Schon jetzt sei der harte Lockdown gerechtfertigt: „Wir verlieren im Moment 1.000 Menschen am Tag, das sind 30.000 im Monat. Ich finde den Preis einfach zu hoch.“ Deutliche Worte, mit denen man die Lockdown-Kritikerin Gaschke hätte konfrontieren können. Der Konflikt hatte erkennbar Streit-Potenzial, und vielleicht ließ Maischberger den Moment deswegen verstreichen – eine verpasste Chance. Auch interessant: Impfpflicht: Welche Schutzimpfungen die Stiko vorsieht

Schwan zu Joe Biden: Kein falscher Ehrgeiz

So blieben die letzten Sendeminuten Gesine Schwan vorbehalten, die es tatsächlich schaffte, dem Thema Amerika nach den vielen Beiträgen rund um die Inauguration des neuen US-Präsidenten eine eigene Note beizusteuern.

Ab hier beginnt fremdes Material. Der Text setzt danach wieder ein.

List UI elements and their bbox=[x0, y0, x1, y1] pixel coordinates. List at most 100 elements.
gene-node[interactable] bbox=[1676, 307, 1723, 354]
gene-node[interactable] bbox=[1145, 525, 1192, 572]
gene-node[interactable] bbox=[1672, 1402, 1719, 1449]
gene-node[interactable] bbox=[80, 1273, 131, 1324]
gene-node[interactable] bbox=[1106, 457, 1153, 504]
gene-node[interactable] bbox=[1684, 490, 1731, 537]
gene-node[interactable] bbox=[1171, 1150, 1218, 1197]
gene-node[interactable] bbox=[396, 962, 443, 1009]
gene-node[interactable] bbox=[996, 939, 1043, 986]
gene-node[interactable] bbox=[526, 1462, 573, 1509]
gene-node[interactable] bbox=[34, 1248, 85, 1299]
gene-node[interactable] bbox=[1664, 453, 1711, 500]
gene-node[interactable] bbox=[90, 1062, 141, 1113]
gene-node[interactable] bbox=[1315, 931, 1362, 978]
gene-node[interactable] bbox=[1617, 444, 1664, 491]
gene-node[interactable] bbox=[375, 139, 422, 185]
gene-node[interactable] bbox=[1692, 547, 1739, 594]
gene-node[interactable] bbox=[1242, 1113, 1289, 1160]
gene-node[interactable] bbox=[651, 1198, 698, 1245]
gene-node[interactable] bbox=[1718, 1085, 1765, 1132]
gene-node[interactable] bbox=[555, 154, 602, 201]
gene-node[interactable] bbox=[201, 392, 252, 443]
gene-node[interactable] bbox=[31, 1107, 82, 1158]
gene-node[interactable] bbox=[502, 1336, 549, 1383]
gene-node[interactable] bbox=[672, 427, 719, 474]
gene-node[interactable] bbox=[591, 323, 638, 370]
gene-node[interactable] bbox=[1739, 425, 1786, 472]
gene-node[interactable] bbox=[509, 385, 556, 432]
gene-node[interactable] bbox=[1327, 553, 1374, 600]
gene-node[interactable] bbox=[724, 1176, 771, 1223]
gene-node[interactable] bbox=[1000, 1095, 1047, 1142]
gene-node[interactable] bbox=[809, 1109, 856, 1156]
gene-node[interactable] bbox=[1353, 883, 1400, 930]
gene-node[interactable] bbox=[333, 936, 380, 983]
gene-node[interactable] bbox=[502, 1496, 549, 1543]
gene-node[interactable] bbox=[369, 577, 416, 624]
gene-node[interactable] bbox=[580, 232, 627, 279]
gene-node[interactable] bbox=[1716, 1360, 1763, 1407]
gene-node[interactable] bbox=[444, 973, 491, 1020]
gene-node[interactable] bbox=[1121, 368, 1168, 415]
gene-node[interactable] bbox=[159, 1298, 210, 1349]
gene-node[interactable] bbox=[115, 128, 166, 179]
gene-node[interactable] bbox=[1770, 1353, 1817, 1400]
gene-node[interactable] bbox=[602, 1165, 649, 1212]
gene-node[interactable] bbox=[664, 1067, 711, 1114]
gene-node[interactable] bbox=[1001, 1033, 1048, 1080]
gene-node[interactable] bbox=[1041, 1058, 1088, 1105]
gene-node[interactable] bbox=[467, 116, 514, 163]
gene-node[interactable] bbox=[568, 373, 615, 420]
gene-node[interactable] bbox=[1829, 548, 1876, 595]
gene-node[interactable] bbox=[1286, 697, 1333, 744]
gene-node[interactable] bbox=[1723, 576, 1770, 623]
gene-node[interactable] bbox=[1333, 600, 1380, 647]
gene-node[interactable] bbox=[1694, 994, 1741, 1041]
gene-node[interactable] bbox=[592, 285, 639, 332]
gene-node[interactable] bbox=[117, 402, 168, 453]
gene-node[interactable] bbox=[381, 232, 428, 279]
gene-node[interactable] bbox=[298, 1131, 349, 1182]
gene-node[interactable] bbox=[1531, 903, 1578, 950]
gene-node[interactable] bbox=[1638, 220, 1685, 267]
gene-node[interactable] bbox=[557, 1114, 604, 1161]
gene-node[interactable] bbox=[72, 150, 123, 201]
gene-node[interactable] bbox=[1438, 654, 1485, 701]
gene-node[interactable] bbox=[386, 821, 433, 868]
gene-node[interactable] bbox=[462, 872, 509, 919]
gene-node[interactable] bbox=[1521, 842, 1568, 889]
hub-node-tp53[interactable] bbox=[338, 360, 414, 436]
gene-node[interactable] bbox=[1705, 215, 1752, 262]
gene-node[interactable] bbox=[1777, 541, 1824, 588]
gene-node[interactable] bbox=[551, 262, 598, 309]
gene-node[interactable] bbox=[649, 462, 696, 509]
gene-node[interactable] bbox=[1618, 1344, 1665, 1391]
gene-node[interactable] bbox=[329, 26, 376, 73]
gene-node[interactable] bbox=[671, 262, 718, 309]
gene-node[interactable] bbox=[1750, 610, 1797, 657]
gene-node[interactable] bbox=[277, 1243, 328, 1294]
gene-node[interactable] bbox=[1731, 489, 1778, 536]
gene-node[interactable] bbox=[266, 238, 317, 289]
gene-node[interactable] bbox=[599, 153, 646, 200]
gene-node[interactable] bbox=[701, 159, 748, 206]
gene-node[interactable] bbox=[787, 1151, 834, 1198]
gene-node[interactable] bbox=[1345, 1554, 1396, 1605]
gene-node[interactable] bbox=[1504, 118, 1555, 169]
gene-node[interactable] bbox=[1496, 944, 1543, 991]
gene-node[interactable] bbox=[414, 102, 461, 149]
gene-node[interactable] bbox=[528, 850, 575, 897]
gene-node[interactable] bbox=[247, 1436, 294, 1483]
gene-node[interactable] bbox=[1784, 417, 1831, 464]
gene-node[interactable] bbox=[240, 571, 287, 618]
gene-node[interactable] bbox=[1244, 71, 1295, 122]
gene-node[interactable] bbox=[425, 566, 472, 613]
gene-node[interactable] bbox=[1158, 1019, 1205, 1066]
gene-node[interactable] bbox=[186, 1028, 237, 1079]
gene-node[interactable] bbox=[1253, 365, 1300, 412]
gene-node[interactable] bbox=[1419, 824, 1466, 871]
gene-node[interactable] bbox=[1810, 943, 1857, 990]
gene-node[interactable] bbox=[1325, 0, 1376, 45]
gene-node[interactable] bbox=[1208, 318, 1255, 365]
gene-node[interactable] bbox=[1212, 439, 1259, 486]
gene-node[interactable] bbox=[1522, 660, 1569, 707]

Es sei schon in Ordnung, so die 77-Jährige, dass man sich beim ein Jahr älteren Joe Biden die Frage stelle, ob dieser eine ganze Amtszeit durchhalten werde. Er habe aber aufgrund seines Alters den Vorteil, dass er keinen falschen Ehrgeiz mehr entwickeln müsse. Und eine Kämpfernatur sei dieser auch: „Dass er das Stottern überwunden hat, ist ein Zeichen von Stärke.“

So bodenständig hat an diesem Tag wohl niemand in den deutschen Medien dem neuen mächtigsten Mann der Welt Respekt gezollt.